Army veteran waits for face transplant

Mitch Hunter (Source: CNN)
Mitch Hunter (Source: CNN)

INDIANAPOLIS (CNN) - Ten years ago, an Indiana man's life was changed forever after he rescued a woman from a car crash, but was himself severely disfigured.

For a decade, he's dreamt of being whole again. And he could soon get his chance, after being approved for face transplant surgery.

"I'm a little nervous, anxious," Mitch Hunter said.

Formerly Pvt. Hunter, a young American soldier, Hunter's life changed in a flash in 2001 when he pushed a woman involved in a car wreck off of a live power line and took 10,000 volts and seven amps of electricity through his body for five minutes.

Hunter already has two prosthetic pieces, his nose and his leg, but now he has the chance for a new face.

"Every time my phone rings I always check the area code," Hunter said. "If it's 617, then I know that's probably going to be the phone call."

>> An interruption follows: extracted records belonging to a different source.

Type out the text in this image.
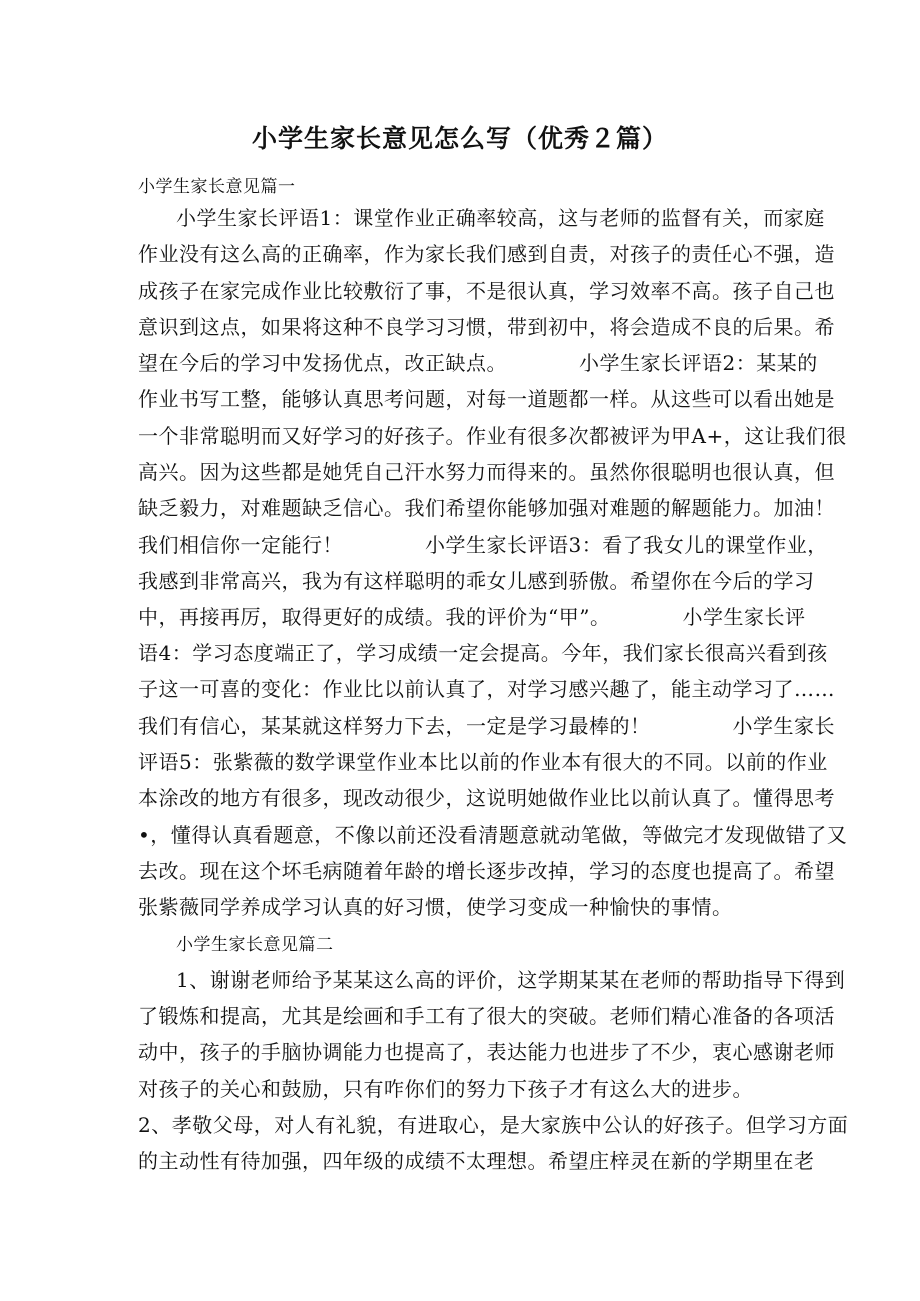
小学生家长意见怎么写（优秀２篇）
小学生家长意见篇一
小学生家长评语1：课堂作业正确率较高，这与老师的监督有关，而家庭
作业没有这么高的正确率，作为家长我们感到自责，对孩子的责任心不强，造
成孩子在家完成作业比较敷衍了事，不是很认真，学习效率不高。孩子自己也
意识到这点，如果将这种不良学习习惯，带到初中，将会造成不良的后果。希
望在今后的学习中发扬优点，改正缺点。　　　　小学生家长评语2：某某的
作业书写工整，能够认真思考问题，对每一道题都一样。从这些可以看出她是
一个非常聪明而又好学习的好孩子。作业有很多次都被评为甲A+，这让我们很
高兴。因为这些都是她凭自己汗水努力而得来的。虽然你很聪明也很认真，但
缺乏毅力，对难题缺乏信心。我们希望你能够加强对难题的解题能力。加油！
我们相信你一定能行！　　　　小学生家长评语3：看了我女儿的课堂作业，
我感到非常高兴，我为有这样聪明的乖女儿感到骄傲。希望你在今后的学习
中，再接再厉，取得更好的成绩。我的评价为“甲”。　　　　小学生家长评
语4：学习态度端正了，学习成绩一定会提高。今年，我们家长很高兴看到孩
子这一可喜的变化：作业比以前认真了，对学习感兴趣了，能主动学习了……
我们有信心，某某就这样努力下去，一定是学习最棒的！　　　　小学生家长
评语5：张紫薇的数学课堂作业本比以前的作业本有很大的不同。以前的作业
本涂改的地方有很多，现改动很少，这说明她做作业比以前认真了。懂得思考
•，懂得认真看题意，不像以前还没看清题意就动笔做，等做完才发现做错了又
去改。现在这个坏毛病随着年龄的增长逐步改掉，学习的态度也提高了。希望
张紫薇同学养成学习认真的好习惯，使学习变成一种愉快的事情。
小学生家长意见篇二
1、谢谢老师给予某某这么高的评价，这学期某某在老师的帮助指导下得到
了锻炼和提高，尤其是绘画和手工有了很大的突破。老师们精心准备的各项活
动中，孩子的手脑协调能力也提高了，表达能力也进步了不少，衷心感谢老师
对孩子的关心和鼓励，只有咋你们的努力下孩子才有这么大的进步。
2、孝敬父母，对人有礼貌，有进取心，是大家族中公认的好孩子。但学习方面
的主动性有待加强，四年级的成绩不太理想。希望庄梓灵在新的学期里在老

He's waiting on a call from Boston.

His doctor is located at Brigham and Women's Hospital in Boston, which is one of only two centers in the U.S approved to perform a face transplant.

Hunter said he just wants to live a normal life, especially around kids.

"I just don't want them to think that I'm the boogey man or something, and you know that's sometimes probably what they think," Hunter said.

Now many know his story. Many know that he is waiting to change his life. He knows what he is waiting for. He is waiting for a man, his age, matching his facial structure to pass.

That young man is alive today.

"That kind of makes me feel bad," Hunter said. "I don't want to wait for someone to pass away for it to happen, but if that person is willing to donate the skin to do it, they obviously that person has a good heart and wants someone to have a better life."

Once he gets that call, Mitch may be in Boston for more than a year. But first, they must find a donor. It's a search that could take months.